Vegetarianism and Veganism
We want a change in college catering attitudes to vegetarian food — away from the token, often unappetising, alternative and towards something actively promoted as healthy and sustainable, supporting students trying to be vegetarian or to cut their meat consumption rather than making mealtimes difficult for them.
What's the issue?
From animal welfare to carbon content to inefficient land use and global hunger, there are a host of ethical and environmental arguments in favour of vegetarianism. We don't have space to go into them all here, although we've provided a list of links if you do want further information.
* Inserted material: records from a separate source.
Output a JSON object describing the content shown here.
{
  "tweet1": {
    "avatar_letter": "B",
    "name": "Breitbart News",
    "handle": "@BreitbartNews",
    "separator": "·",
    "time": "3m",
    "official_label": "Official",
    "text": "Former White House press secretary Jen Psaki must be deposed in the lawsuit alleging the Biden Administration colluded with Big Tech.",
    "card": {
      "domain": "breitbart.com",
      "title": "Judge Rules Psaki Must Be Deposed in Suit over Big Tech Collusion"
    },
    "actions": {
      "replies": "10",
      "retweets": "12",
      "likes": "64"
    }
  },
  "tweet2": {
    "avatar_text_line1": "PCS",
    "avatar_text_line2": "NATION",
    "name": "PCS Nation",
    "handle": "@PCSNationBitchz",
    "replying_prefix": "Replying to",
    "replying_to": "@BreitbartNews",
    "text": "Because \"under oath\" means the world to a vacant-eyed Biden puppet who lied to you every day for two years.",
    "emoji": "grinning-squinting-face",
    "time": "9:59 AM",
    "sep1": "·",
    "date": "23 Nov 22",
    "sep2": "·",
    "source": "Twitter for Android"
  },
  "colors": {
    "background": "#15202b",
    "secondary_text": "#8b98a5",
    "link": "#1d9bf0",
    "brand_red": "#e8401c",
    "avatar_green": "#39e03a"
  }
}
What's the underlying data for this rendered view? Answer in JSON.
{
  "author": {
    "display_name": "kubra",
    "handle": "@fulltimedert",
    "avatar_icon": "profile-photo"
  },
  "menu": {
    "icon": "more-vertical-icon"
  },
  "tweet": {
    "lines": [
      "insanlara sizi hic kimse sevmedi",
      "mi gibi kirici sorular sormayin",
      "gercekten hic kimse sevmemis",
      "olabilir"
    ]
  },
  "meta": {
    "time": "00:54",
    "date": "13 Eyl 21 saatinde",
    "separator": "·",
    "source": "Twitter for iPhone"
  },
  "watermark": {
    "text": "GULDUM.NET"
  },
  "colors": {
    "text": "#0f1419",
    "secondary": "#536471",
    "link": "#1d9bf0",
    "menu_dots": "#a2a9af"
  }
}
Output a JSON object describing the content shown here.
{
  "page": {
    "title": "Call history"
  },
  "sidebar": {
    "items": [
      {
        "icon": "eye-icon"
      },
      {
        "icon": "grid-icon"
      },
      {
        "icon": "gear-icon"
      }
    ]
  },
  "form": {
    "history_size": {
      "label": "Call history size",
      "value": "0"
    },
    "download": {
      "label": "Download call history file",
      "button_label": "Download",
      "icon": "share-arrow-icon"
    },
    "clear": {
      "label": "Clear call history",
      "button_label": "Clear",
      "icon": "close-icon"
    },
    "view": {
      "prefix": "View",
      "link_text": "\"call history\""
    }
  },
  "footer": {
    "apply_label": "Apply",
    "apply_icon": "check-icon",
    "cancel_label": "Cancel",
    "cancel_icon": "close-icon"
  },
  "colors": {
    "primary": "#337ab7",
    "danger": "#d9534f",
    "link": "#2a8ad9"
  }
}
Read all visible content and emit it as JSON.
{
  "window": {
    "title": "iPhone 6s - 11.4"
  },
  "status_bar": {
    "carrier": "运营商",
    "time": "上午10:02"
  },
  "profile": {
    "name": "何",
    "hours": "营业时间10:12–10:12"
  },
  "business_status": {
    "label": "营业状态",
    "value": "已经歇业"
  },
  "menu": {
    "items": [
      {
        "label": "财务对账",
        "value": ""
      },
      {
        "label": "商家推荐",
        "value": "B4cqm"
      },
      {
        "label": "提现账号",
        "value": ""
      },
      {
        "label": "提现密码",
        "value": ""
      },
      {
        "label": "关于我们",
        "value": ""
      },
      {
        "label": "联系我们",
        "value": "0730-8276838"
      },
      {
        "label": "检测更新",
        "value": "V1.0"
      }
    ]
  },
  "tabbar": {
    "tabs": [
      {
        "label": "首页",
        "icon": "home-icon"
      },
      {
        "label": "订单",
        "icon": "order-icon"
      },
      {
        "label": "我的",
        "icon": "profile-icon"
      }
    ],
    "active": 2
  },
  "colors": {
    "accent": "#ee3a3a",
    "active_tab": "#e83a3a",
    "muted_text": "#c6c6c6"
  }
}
However, the main context for the Real Food Campaign's approach to meat consumption is raising awareness of environmental, and particularly climate, related issues surrounding it - which are generally less well understood than the animal welfare aspects. Animal farming is more land, energy and water intensive than plant farming; in addition, farmed animals are a significant source of methane, a greenhouse gas with a warming effect even greater than carbon dioxide. According to the UN Food and Agriculture Organisation, animal farming already produces 18% of the world's greenhouse gases - more than the total produced by all forms of transportation. Beef production uses 100,000 litres per kilogram. Some groups claim that going vegan has a more significant impact on the average individual's carbon footprint than buying an eco-friendly car.
Beyond college dinners
It's not just your choice in hall which can help, for animal products and nasty things which have been tested on animals find their ways into many an everyday item. Luckily, you can get vegetarian and vegan toiletries and cosmetics from Lush, The Body Shop, Arjuna Wholefoods on Mill Road, and Revital health store on Jesus Lane. For vegetarian and vegan lunch breaks and snacks, there's the local gem of Mouth Music, which sets up its stall on Market Street during the week and on Saturdays.